DUXBURY - June 1, 2026 - Following a tense and emotionally charged public hearing, the Duxbury Selectboard voted 4-0 to approve an order of betterments to assess 25% of the Phase 2 seawall construction costs onto surrounding property owners. The decision satisfies a mandatory town meeting directive to recover $2.94 million from the neighborhood, despite deep frustration from coastal residents who claimed the assessment methodology is inequitable, lacks adequate transparency, and penalizes homeowners for protecting vital public infrastructure.
The Full Story
The Selectboard meeting, chaired in person by Vice-Chair Fernando Guitart while Chair Amy MacNab participated remotely due to illness, centered almost entirely on the implementation of special assessments for the newly constructed Duxbury Beach seawall. Finance Director Mary MacKinnon opened the presentation by outlining the fiscal framework of the project. The total construction expenditures for Phase 2 reached $14.776 million. After factoring in a $3 million Coastal Zone Management (CZM) grant secured by the town, the net project cost sat at $11.7 million.
Per the explicit terms voted under Article 13 of the March 2023 Annual Town Meeting and a subsequent Proposition 2 1/2 debt exclusion, the town is responsible for 75% ($8.8 million) of the cost, while the remaining 25% ($2.94 million) must be levied directly onto the benefited properties through betterments.

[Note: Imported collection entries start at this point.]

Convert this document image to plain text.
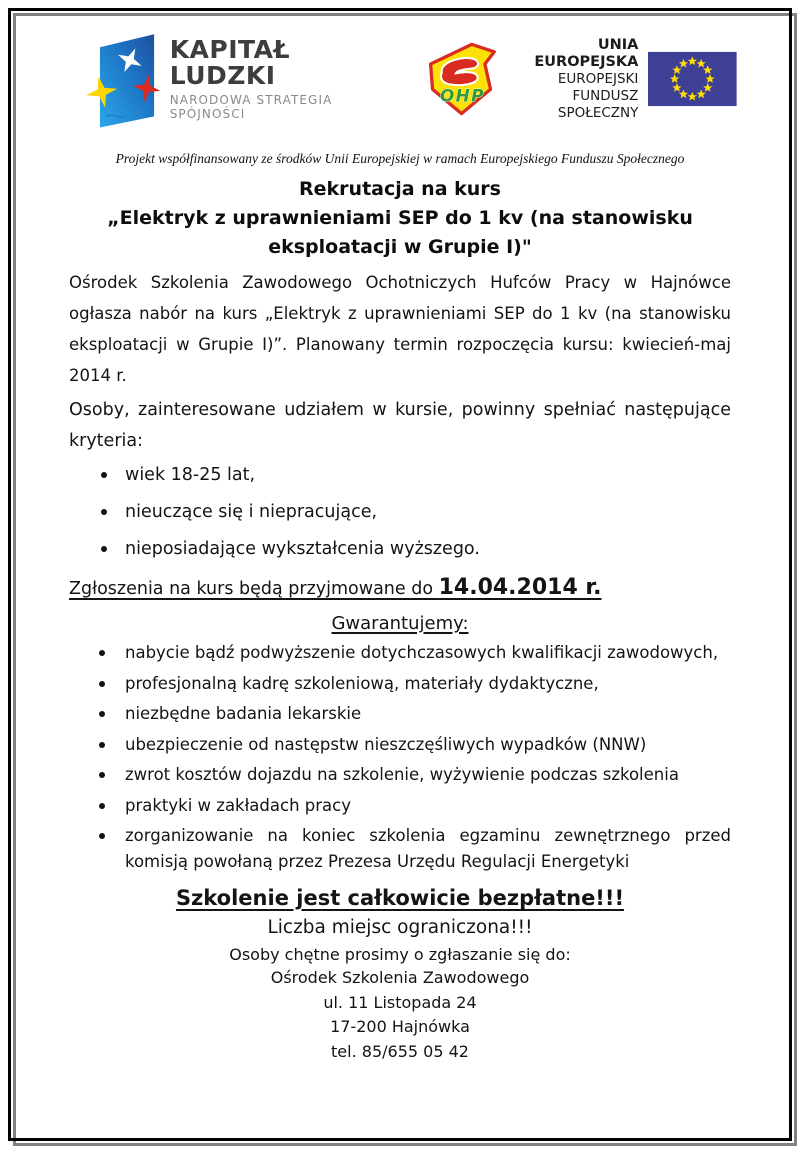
KAPITAŁ LUDZKI
NARODOWA STRATEGIA SPÓJNOŚCI
OHP
UNIA EUROPEJSKA
EUROPEJSKI
FUNDUSZ SPOŁECZNY
Projekt współfinansowany ze środków Unii Europejskiej w ramach Europejskiego Funduszu Społecznego
Rekrutacja na kurs
„Elektryk z uprawnieniami SEP do 1 kv (na stanowisku
eksploatacji w Grupie I)"

Ośrodek Szkolenia Zawodowego Ochotniczych Hufców Pracy w Hajnówce ogłasza nabór na kurs „Elektryk z uprawnieniami SEP do 1 kv (na stanowisku eksploatacji w Grupie I)”. Planowany termin rozpoczęcia kursu: kwiecień-maj 2014 r.

Osoby, zainteresowane udziałem w kursie, powinny spełniać następujące kryteria:

wiek 18-25 lat,
nieuczące się i niepracujące,
nieposiadające wykształcenia wyższego.
Zgłoszenia na kurs będą przyjmowane do 14.04.2014 r.
Gwarantujemy:
nabycie bądź podwyższenie dotychczasowych kwalifikacji zawodowych,
profesjonalną kadrę szkoleniową, materiały dydaktyczne,
niezbędne badania lekarskie
ubezpieczenie od następstw nieszczęśliwych wypadków (NNW)
zwrot kosztów dojazdu na szkolenie, wyżywienie podczas szkolenia
praktyki w zakładach pracy
zorganizowanie na koniec szkolenia egzaminu zewnętrznego przed komisją powołaną przez Prezesa Urzędu Regulacji Energetyki
Szkolenie jest całkowicie bezpłatne!!!
Liczba miejsc ograniczona!!!
Osoby chętne prosimy o zgłaszanie się do:
Ośrodek Szkolenia Zawodowego
ul. 11 Listopada 24
17-200 Hajnówka
tel. 85/655 05 42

To distribute the $2.94 million, town officials duplicated the tiered mathematical formula established during Phase 1 of the seawall project in 2018:
Tier 1 (Directly Abutting): Responsible for 70% of the total betterment pool ($2.06 million), distributed across 47 properties based strictly on linear beach frontage.
Tier 2 (Second Row): Responsible for 17% of the cost pool, split equally among 28 parcels, resulting in a flat assessment of $17,875.60 per property.
Tier 3 (Third Row): Responsible for 8% of the pool split among fewer homes, yielding a flat $19,650 assessment.
Tier 4 (Fourth Row): Responsible for the remaining 5%.
The meeting grew contentious as MacKinnon introduced three specific modifications made to the assessment ledger since the previous Friday. Two small, vacant, and undevelopable parcels valued at $600 and $8,000 were entirely exempted from the Tier 2 roll because the flat $17,875 assessment would unconstitutionally exceed the properties’ actual values. Additionally, a coastal parcel owned by the Najarian family was removed from Tier 1 after recorded DPW easement plans proved the new wall did not actually extend in front of their land.
These late adjustments triggered an hour of sharp criticism from the audience. Resident Geralyn McShane of Gurnet Road fiercely objected to her property being classified as Tier 1 frontage. McShane argued that because her beachfront parcel is vacant land separated from her home by a road, it receives no structural protection from the wall. “I have no house. The water comes over... the marsh is our issue, not the ocean. So we should not be penalized,” McShane protested. Selectboard member Brian Glennon counter-argued that shifting properties between tiers on the fly would create a cascading financial burden on the remaining 27 people in those zones and urged uniform adherence to the established map.